Absolute stress levels in models of low-heat faults: Links to seismological observables and differences for crack-like ruptures and self-healing pulses

Valere R. Lambert, & Nadia Lapusta
Poster Image: 

Poster Presentation

2022 SCEC Annual Meeting, Poster #161, SCEC Contribution #12476 VIEW PDF
Determining absolute stress levels on faults has profound implications for fault mechanics and earthquake physics. Recent studies have shown that fault shear stress can depend on the style of fault motion and spatial scale at which the stress is inferred, posing challenges for comparing notions of fault shear resistance from laboratory to field scales.
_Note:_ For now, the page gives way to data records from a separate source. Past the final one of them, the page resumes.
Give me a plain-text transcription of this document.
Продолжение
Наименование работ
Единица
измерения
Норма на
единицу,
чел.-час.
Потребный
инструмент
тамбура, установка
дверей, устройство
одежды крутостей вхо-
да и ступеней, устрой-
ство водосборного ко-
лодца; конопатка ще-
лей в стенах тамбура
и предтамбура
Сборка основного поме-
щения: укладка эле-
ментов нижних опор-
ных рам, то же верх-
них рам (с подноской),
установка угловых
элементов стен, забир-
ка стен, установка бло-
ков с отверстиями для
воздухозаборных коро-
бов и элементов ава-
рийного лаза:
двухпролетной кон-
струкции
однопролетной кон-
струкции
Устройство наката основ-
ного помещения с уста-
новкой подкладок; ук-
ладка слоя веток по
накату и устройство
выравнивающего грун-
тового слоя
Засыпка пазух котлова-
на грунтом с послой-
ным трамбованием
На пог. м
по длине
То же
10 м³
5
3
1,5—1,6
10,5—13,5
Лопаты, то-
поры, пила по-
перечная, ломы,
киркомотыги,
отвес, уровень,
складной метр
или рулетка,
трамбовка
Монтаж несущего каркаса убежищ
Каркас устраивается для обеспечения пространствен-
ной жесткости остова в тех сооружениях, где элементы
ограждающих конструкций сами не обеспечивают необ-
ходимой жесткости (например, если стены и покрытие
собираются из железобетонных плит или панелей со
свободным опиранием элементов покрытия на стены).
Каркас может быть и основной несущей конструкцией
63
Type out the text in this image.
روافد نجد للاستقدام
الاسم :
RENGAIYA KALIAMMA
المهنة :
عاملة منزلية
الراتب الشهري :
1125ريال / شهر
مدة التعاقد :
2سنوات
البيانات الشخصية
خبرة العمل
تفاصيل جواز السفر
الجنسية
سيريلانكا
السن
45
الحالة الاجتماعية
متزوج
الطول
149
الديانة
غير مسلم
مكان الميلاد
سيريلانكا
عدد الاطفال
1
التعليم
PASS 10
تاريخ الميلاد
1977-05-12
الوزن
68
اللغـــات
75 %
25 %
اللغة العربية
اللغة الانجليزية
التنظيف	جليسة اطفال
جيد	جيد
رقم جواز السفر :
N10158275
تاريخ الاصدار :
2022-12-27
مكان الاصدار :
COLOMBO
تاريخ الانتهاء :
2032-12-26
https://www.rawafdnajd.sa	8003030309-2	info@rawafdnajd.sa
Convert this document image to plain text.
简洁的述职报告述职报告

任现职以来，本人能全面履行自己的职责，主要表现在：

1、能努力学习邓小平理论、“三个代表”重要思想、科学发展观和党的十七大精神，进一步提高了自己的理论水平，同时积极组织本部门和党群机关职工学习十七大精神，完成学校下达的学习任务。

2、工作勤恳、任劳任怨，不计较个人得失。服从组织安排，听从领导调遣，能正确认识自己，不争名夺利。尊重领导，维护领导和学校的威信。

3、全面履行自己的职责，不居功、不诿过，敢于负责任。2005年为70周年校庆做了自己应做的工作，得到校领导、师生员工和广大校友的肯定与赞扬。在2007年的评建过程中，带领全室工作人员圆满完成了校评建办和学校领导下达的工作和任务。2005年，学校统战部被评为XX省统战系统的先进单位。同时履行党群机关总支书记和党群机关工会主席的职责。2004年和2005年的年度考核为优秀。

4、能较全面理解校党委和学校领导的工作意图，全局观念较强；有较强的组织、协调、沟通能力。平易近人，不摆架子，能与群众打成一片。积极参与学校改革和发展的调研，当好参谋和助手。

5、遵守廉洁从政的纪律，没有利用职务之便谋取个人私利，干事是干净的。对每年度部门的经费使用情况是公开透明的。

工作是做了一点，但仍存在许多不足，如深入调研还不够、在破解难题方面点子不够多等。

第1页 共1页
Here we investigate measures of average fault shear stress and their relationship to seismologically inferable quantities using numerical simulations of earthquake sequences on rate-and-state faults with low heat production, due to chronic fluid overpressure and/or enhanced dynamic weakening from the thermal pressurization of pore fluids. We ...highlight that energy-based measures of average shear stress, which in our models are similar to the area-averaged shear stresses, can in principle be estimated from thermal constraints and seismic inferences of static stress drop and apparent stress. Our models demonstrate the significance of rapid dynamic weakening and healing of shear resistance during ruptures, as exhibited in self-healing pulses, for allowing faults to maintain higher average interseismic stress levels despite low dynamic resistance and realistic static stress drops, potentially explaining the difference between topography-based and heat-flow-based constraints on fault shear stress. Our results emphasize the distinction between dynamic versus static stress changes when relating earthquake source observations to absolute fault stress and suggest that re-examining estimates of radiated energy and static stress drop from large earthquakes may improve constraints on absolute stress levels on faults.